NYMEX prompt month natural gas futures closed at a year-to-date high of $3.424/MMBtu last Friday, but prices have already started to shift lower. Last week’s price surge was in part due to FERC’s construction halt of the Rover pipeline, delaying its July in-service date for moving low cost shale gas out of the Marcellus basin. In addition, a combination of tightening supply/demand relationship due to stagnant production and a recent spike in natural gas demand produced a lower-than-expected storage injection last week, putting upward pressure on prices.

Despite last week’s upturn in natural gas prices, fundamentals continue to tether the market within a tight technical trading range between $3.422/MMBtu on the resistance side and $3.305/MMBtu on the support end. For the market to break into the $3.50+ range, we would likely have to see a significant increase in production or a very hot weather forecast. While production rebounded last week to its highest weekly output level since last February (70.8 Bcf/d), production is still lagging year-ago levels by 1.7%. Likewise, the latest weather outlook is tepid, with no early start projected for the summer cooling season.

EIA forecasts indicate that natural gas demand will continue to exceed supply throughout 2017. In addition to an uptick in power burn and industrial consumption, gas exports continue to push demand upward.  LNG feedgas demand increased 10% to set a new weekly record of 2.3 Bcf/d last week. LNG exports have risen by 1.8 Bcf/d (+360%) from year-ago levels. Likewise, new pipeline capacity continues to increase Mexican exports.

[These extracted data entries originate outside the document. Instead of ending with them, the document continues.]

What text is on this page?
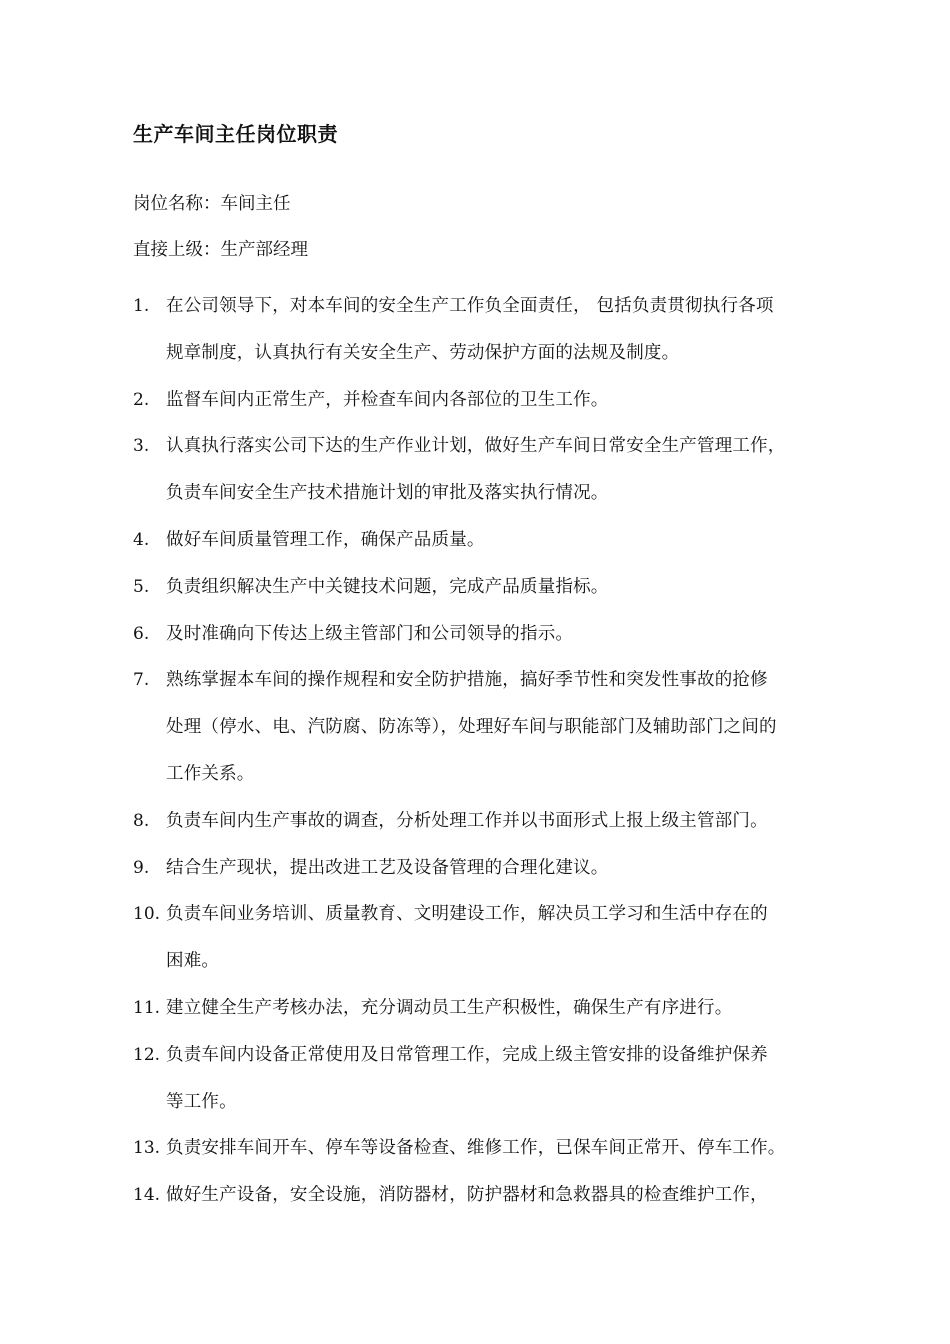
生产车间主任岗位职责
岗位名称：车间主任
直接上级：生产部经理
1. 在公司领导下，对本车间的安全生产工作负全面责任， 包括负责贯彻执行各项
规章制度，认真执行有关安全生产、劳动保护方面的法规及制度。
2. 监督车间内正常生产，并检查车间内各部位的卫生工作。
3. 认真执行落实公司下达的生产作业计划，做好生产车间日常安全生产管理工作，
负责车间安全生产技术措施计划的审批及落实执行情况。
4. 做好车间质量管理工作，确保产品质量。
5. 负责组织解决生产中关键技术问题，完成产品质量指标。
6. 及时准确向下传达上级主管部门和公司领导的指示。
7. 熟练掌握本车间的操作规程和安全防护措施，搞好季节性和突发性事故的抢修
处理（停水、电、汽防腐、防冻等），处理好车间与职能部门及辅助部门之间的
工作关系。
8. 负责车间内生产事故的调查，分析处理工作并以书面形式上报上级主管部门。
9. 结合生产现状，提出改进工艺及设备管理的合理化建议。
10. 负责车间业务培训、质量教育、文明建设工作，解决员工学习和生活中存在的
困难。
11. 建立健全生产考核办法，充分调动员工生产积极性，确保生产有序进行。
12. 负责车间内设备正常使用及日常管理工作，完成上级主管安排的设备维护保养
等工作。
13. 负责安排车间开车、停车等设备检查、维修工作，已保车间正常开、停车工作。
14. 做好生产设备，安全设施，消防器材，防护器材和急救器具的检查维护工作，
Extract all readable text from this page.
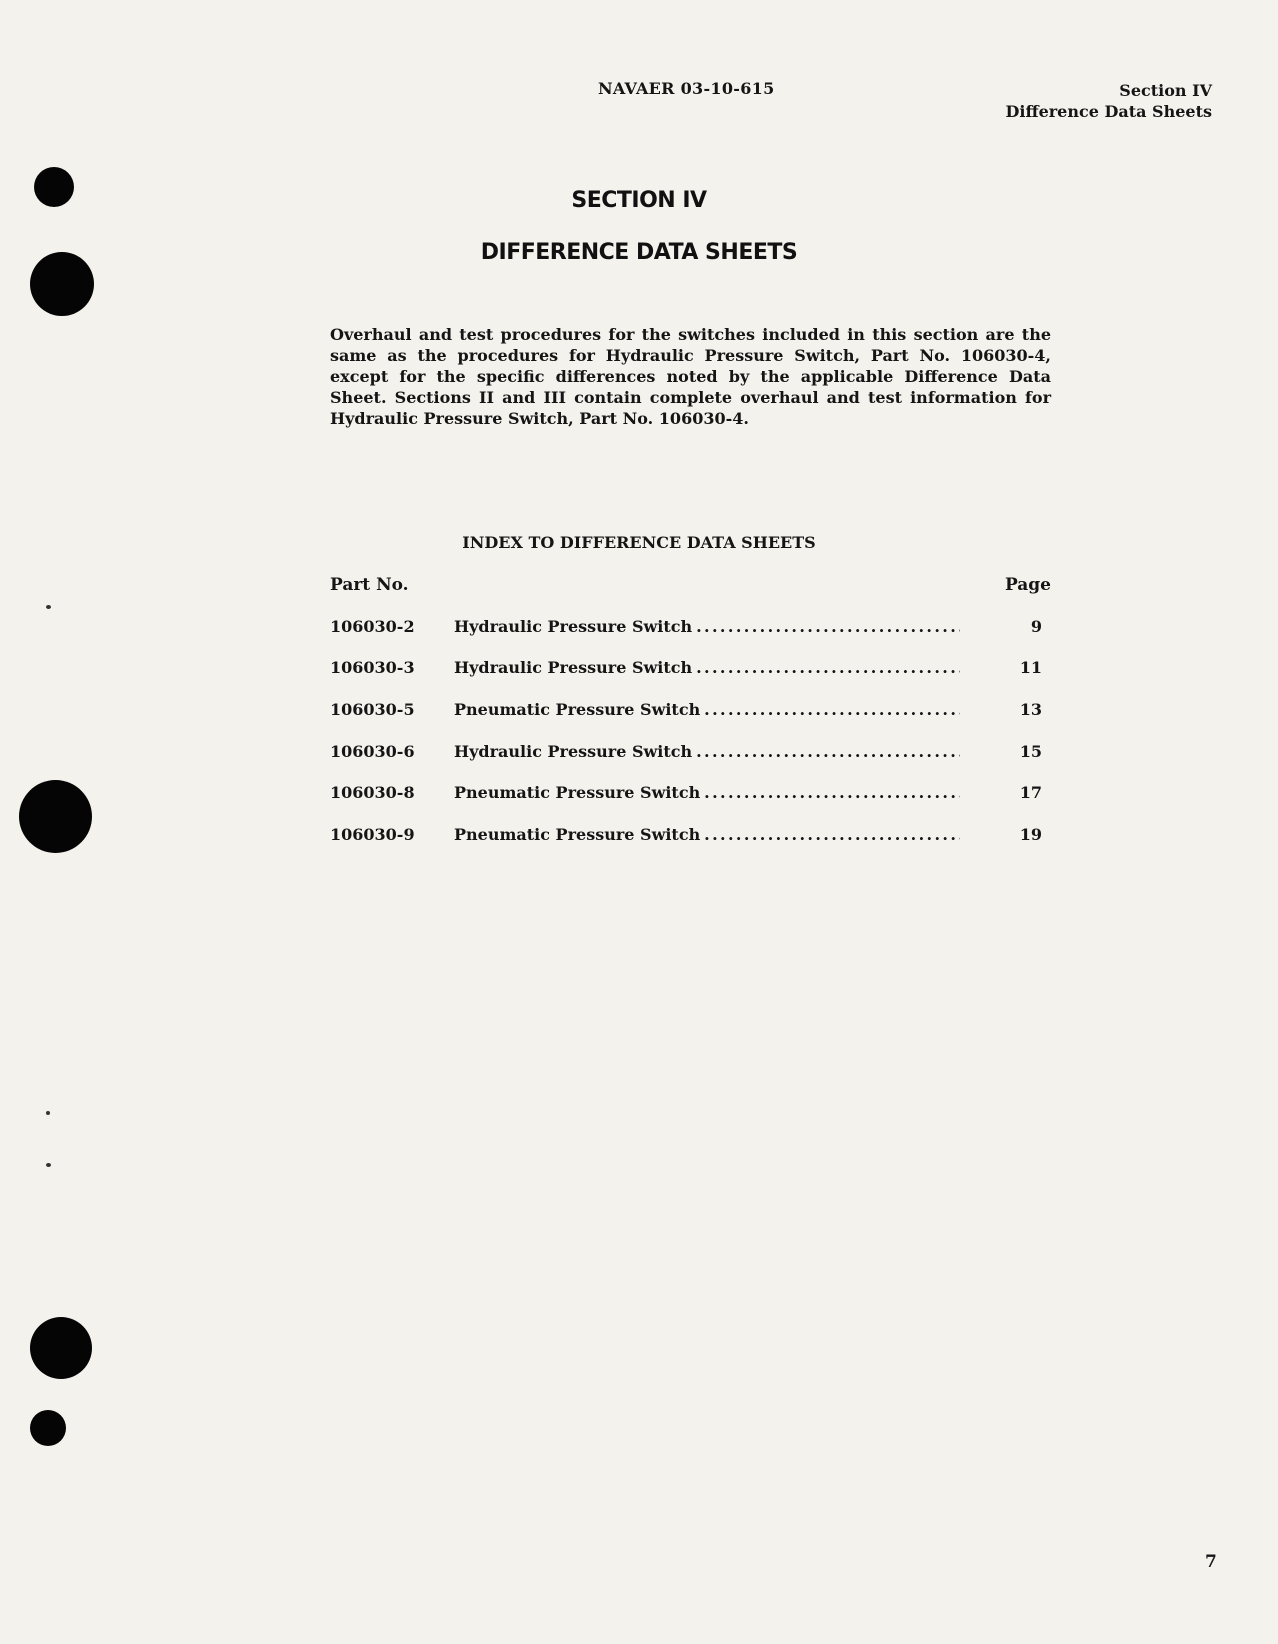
NAVAER 03-10-615	Section IV
Difference Data Sheets
SECTION IV
DIFFERENCE DATA SHEETS

Overhaul and test procedures for the switches included in this section are the same as the procedures for Hydraulic Pressure Switch, Part No. 106030-4, except for the specific differences noted by the applicable Difference Data Sheet. Sections II and III contain complete overhaul and test information for Hydraulic Pressure Switch, Part No. 106030-4.

INDEX TO DIFFERENCE DATA SHEETS
Part No.	Page
106030-2 Hydraulic Pressure Switch . . .	9
106030-3 Hydraulic Pressure Switch . . .	11
106030-5 Pneumatic Pressure Switch . . .	13
106030-6 Hydraulic Pressure Switch . . .	15
106030-8 Pneumatic Pressure Switch . . .	17
106030-9 Pneumatic Pressure Switch . . .	19
7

In short, a tightening supply/demand relationship in the October timeframe is likely to drive gas and electricity prices upward.  The factors arguing for escalating prices include increasing domestic and export demand, projections for a hot summer, and continued sluggish production.  While few in number, factors pressuring prices to decline include EIA’s forecast of higher 2017 production, a moderate summer, and the opening of Marcellus shale gas to other higher price markets.

James Moore, Ph.D., is CEO of the Energy Research Council (ERC). He has been CEO of several research companies, including TDC, a subsidiary of International Thomson; Highline Financial, a Thomson-Reuters company; and Mentis Corporation, which was acquired by Gartner Group. He has also served as Executive Director of The Global Futures Forum, an international think tank, and as Managing Director of Gartner Group’s Global Financial Services practice.

* ERC electricity price benchmarks are derived by: 1) aggregating daily matrix prices issued by many electricity suppliers across General Service tariff rate classes for each electric utility; 2) averaging each utility’s price benchmark together for a state-level benchmark; and 3) averaging state-level benchmarks across five business days to create weekly average price benchmarks, based on next month’s start date, for commercial customers with an annual usage of up to one million kWh. The high level of correlation between matrix and custom pricing makes ERC price benchmarks a reliable measure of how prices are trending, and the direction and velocity at which prices are changing week-over-week and month-over-month. This is similar to how the S&P and Dow measure the rate and direction of change in stock market prices over time.